Our solution for the OOD track is similar in flavor to our approach in the Sparse track but different in some key ways. We build three main components – an inverted-file (IVF) index on the vector collection using a clustering algorithm tailored for inner-product search, a k-MIP graph constructed using the co-occurence of vectors as nearest neighbors for a set of training queries, and, quantization tailored for SIMD-based acceleration for fast scoring and retrieval.

We perform retrieval in three stages. First, we retrieve a small number of candidates from top clusters by scoring quantized vectors. Next, we use the k-MIP graph to “expand” the set of retrieved candidates by adding their neighbors in the graph to the candidate set. Finally, we score all the candidates by computing their distance to the query using a fine-grained quantized representation of the vectors. In addition, in order to accelerate the search, we process the queries in a batch to take advantage of cache locality.

Streaming track

Our solution employs a two-stage retrieval strategy. In the initial phase, we use a variant of the DiskANN index for candidate generation to generate a set of k’ >> k results through an approximate scoring mechanism over uint8-quantized vectors, with accelerated SIMD-based distance calculation. The second-stage reranks the candidates using full-precision scoring to enhance the overall accuracy of retrieval.

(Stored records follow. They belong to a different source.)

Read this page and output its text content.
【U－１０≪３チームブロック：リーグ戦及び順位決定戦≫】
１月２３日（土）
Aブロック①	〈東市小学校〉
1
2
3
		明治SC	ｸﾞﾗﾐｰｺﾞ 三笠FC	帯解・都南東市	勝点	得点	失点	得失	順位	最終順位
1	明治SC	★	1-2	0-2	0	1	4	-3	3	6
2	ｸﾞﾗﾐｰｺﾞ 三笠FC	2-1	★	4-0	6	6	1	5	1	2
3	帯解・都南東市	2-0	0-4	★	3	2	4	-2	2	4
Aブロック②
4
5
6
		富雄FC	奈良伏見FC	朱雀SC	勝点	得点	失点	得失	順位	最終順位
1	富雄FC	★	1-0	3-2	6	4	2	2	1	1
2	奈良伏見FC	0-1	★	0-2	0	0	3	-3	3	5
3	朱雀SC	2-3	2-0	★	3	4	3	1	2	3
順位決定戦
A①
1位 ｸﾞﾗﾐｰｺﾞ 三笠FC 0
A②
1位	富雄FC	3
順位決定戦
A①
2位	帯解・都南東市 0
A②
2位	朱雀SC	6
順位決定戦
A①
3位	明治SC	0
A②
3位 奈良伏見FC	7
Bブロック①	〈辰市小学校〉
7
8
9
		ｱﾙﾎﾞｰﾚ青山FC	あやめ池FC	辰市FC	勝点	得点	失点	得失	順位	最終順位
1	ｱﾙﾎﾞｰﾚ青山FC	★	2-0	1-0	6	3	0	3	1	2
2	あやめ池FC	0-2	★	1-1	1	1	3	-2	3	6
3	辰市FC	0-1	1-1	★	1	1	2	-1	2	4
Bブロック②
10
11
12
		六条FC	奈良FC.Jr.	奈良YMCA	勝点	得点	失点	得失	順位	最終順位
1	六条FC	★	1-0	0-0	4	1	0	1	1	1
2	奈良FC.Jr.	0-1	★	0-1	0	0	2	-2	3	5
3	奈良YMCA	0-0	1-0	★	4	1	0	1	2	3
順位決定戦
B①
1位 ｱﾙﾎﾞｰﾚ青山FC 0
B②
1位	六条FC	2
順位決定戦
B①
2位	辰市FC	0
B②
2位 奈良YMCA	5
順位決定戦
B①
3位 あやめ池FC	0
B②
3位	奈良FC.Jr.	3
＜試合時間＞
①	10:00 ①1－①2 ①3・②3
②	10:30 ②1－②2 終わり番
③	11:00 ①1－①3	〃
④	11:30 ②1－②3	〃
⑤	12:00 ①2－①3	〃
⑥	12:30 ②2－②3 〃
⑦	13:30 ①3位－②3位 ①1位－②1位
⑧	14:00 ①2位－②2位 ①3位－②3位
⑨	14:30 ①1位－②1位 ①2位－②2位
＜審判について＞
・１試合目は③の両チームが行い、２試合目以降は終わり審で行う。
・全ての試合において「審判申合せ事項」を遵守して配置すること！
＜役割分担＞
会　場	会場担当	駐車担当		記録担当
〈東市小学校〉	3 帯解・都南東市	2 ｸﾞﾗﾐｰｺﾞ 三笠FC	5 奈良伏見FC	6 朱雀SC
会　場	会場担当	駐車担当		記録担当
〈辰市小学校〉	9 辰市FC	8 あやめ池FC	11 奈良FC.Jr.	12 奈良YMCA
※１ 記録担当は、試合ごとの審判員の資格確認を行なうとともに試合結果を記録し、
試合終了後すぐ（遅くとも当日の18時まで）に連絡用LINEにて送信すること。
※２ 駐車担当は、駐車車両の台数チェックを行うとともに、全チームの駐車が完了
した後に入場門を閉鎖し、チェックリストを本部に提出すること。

It is worth noting that the raw vectors used in the second stage are stored on SSD. As such, it is important to optimize the number of disk reads invoked by the reranking stage.

Evaluation Metrics and Methodology

Here we add additional details about our setup and how we ensure a fair comparison between the official submissions and our own solutions.

In the Filter, Sparse and OOD tracks, the evaluation metric is maximum QPS at recall@10 of at least 0.9. The Filter and Sparse track have a hidden query set, which was not used during the algorithm development or hyperparameter tuning. For the Streaming track, the metric is the maximum recall@10, where the algorithm must execute, within an hour, a runbook containing insertion, deletion and queries, simulating a production load of a vector database.

All our experiments were conducted on the standard BigANN evaluation VM (Azure Standard D8lds v5 with 8 vcpus and 16 GiB memory). All the results shown in the plots (including competing algorithms) were reproduced on the same machine.

The code for our solutions is not planned to be released at this time. Pinecone’s database is closed source and provided as a managed service. Nevertheless, we have released the binaries of the submitted algorithm so that everyone can verify our results, these can be accessed from the bigann repository.

Are these new algorithms powering pinecone’s vector index?

These algorithms represent the state-of-the-art in each of the tracks, which are focused on in-memory algorithms. Pinecone’s vector database works in a managed cloud environment. It has many constraints which the BigANN competition does not share. As a result, these solutions are actually not the most efficient in production workloads. Nevertheless, there are several components that are a part of Pinecone’s database and some that were developed as part of the challenge that will be integrated into the product.

Conclusions

The recent BigANN challenge emphasized new features vital for advancing vector database research and bridging academic and industrial efforts. However, designing vector databases for real-world applications involves further aspects. Key considerations include cost efficiency (memory and disk space usage) and data freshness (speed of update reflection in queries). A robust production-grade database must integrate these elements (such as filter queries, sparse vectors, and data freshness). Future challenges are anticipated to encompass these additional factors. Nevertheless, we enjoyed working on this challenge, and are incorporating some of the new algorithms and components in the pinecone vector index.